The expert post-screening panel will feature author, consultant, and strategic analyst Martin Murphy, who has an international reputation in the field of piracy. Murphy will be joined by Matthew Peed, partner at the D.C. law firm Clinton & Peed and lead defense attorney in America’s first universal jurisdiction piracy prosecution since 1820, as well as Urmila Venugopalan, the South Asia Lead and Manager for the Oceans Beyond Piracy Program at One Earth Future. The panel will be moderated by Diana Jean Schemo, co-founder and executive editor of 100Reporters.
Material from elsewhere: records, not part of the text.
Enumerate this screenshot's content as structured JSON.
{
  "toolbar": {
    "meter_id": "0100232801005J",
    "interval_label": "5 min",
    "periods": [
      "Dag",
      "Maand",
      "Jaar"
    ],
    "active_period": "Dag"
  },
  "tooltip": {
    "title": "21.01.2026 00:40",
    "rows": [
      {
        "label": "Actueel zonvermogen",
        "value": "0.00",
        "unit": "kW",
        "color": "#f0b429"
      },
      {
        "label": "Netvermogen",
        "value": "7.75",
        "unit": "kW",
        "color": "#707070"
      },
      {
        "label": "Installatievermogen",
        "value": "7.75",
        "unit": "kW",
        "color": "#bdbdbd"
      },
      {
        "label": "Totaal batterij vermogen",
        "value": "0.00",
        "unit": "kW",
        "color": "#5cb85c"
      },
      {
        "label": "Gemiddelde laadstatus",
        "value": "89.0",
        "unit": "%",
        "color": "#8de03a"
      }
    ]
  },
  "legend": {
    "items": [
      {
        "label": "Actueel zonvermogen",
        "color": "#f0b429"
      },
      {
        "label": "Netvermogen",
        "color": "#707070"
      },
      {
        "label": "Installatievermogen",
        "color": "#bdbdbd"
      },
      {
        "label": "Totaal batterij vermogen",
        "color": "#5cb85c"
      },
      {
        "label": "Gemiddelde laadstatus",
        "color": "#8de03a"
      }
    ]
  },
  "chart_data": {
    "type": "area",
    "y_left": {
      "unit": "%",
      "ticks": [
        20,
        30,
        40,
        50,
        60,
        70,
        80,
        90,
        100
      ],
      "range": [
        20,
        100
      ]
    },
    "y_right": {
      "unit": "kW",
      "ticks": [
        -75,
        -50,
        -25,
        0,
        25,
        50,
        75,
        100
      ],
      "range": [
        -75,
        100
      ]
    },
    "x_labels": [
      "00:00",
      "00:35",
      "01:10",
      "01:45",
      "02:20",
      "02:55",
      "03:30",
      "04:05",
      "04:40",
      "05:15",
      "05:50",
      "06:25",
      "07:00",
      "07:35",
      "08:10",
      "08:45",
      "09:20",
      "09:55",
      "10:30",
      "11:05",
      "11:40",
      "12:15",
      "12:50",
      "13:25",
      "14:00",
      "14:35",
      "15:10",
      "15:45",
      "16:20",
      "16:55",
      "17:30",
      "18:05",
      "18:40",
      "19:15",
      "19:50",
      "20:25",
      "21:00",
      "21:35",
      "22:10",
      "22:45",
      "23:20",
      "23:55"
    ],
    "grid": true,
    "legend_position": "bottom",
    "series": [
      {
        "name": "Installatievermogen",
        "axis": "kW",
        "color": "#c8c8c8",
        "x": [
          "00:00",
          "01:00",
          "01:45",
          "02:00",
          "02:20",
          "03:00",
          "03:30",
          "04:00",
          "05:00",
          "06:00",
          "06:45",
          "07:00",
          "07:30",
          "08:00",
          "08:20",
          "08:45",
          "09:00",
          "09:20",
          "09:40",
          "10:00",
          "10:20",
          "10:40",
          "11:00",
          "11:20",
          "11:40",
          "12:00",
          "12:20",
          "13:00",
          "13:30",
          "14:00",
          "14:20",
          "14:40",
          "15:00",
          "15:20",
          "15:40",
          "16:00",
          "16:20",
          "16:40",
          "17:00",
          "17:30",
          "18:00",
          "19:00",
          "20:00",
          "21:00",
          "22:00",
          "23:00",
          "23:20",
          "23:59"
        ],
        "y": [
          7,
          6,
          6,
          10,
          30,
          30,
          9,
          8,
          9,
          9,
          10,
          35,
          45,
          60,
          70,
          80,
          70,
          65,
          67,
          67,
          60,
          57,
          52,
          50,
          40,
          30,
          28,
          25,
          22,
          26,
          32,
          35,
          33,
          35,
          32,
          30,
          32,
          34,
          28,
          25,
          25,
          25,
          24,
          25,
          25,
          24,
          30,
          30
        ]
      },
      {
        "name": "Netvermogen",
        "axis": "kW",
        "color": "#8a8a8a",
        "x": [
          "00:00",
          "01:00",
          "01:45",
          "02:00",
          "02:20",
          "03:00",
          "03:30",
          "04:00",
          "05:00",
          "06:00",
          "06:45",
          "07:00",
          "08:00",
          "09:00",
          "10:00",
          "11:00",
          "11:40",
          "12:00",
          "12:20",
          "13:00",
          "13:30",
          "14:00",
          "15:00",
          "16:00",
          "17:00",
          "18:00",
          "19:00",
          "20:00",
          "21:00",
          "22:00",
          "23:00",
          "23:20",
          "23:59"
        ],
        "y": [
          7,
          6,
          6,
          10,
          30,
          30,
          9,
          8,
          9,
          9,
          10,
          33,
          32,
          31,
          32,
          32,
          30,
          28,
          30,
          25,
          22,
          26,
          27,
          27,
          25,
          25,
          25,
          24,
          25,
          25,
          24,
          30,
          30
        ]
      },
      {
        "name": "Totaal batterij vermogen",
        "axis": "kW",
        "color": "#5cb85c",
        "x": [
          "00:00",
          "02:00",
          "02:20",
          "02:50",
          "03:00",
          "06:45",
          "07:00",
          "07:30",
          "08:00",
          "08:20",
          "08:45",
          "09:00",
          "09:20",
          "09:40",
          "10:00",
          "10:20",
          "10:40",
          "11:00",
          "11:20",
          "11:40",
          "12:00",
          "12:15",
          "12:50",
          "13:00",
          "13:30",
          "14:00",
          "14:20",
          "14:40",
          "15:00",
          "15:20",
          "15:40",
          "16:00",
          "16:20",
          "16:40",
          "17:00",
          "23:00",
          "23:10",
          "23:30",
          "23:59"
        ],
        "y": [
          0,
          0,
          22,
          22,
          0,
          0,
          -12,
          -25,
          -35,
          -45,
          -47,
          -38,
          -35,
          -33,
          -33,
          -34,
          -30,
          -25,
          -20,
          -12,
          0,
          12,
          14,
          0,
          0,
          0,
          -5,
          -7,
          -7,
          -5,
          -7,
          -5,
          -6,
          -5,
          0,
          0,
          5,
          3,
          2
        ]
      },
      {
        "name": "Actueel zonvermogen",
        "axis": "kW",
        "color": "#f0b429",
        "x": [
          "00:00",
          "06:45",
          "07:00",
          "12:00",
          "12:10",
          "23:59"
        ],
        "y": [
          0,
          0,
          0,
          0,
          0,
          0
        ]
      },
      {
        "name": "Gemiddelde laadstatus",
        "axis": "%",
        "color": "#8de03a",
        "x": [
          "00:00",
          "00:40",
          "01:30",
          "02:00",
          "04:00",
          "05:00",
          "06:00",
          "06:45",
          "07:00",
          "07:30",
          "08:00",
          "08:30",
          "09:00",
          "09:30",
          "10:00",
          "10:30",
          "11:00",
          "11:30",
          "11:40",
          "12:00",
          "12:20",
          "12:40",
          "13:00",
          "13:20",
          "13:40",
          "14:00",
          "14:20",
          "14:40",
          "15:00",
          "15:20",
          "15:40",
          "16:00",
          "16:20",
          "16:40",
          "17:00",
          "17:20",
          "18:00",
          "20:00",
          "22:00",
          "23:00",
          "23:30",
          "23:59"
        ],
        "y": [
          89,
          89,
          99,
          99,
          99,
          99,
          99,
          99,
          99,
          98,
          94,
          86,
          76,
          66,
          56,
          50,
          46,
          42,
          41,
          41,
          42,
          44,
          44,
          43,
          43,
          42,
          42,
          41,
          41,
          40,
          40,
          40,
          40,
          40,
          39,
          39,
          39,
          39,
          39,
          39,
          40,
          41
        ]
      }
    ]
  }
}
With interviews from real pirates, hostages, hostages’ relatives, ship owners, pirate negotiators and experts on piracy and international policy, Thymaya Payne’s Stolen Seas is an eye opening refutation of preconceived ideas on how piracy has become the world’s most frightening multi-million dollar growth industry. The gripping film presents a chilling exploration of the Somali pirate phenomenon from start to finish.

Stolen Seas begins with the CEC Future, a Danish-owned merchant ship that is on high alert. Sailing inside the pirate-infested swath of sea between Somalia and Yemen, the ship’s captain blinks hard at the radar screen where a light begins to flash. Machine guns sound on the boat’s hull and for 2 months this 13-man crew will be held at the mercy of Somali pirates, helpless as hostage negotiations threaten their lives and cameras capture every move. The pirates’ translator, Ishmael Ali, a single dad who may or may not have stumbled into this controversial role, puts in a call to the shipping magnate’s CEO Per Gullestrup, demanding an exorbitant $7 million. The ship owner’s response is the first of many misfires and communications to come. These two adversaries will have to become unlikely allies as they race against time in an attempt to keep the crew from being killed by their violent captors.

The daring feature has been hailed by Variety as “Riveting,” expressing that “Payne manages to construct what could have been a mere talking-head doc into something visceral, immediate and in many ways illicit”; Hollywood Reporter calls Payne’s “bold debut” a “high-energy chronicle of a ship’s hijacking”; D Magazine touts the film as “a fascinating look at Somali piracy” that “excels…in its access to the pirates themselves and its thorough picking-apart of the motivations behind all the players involved.”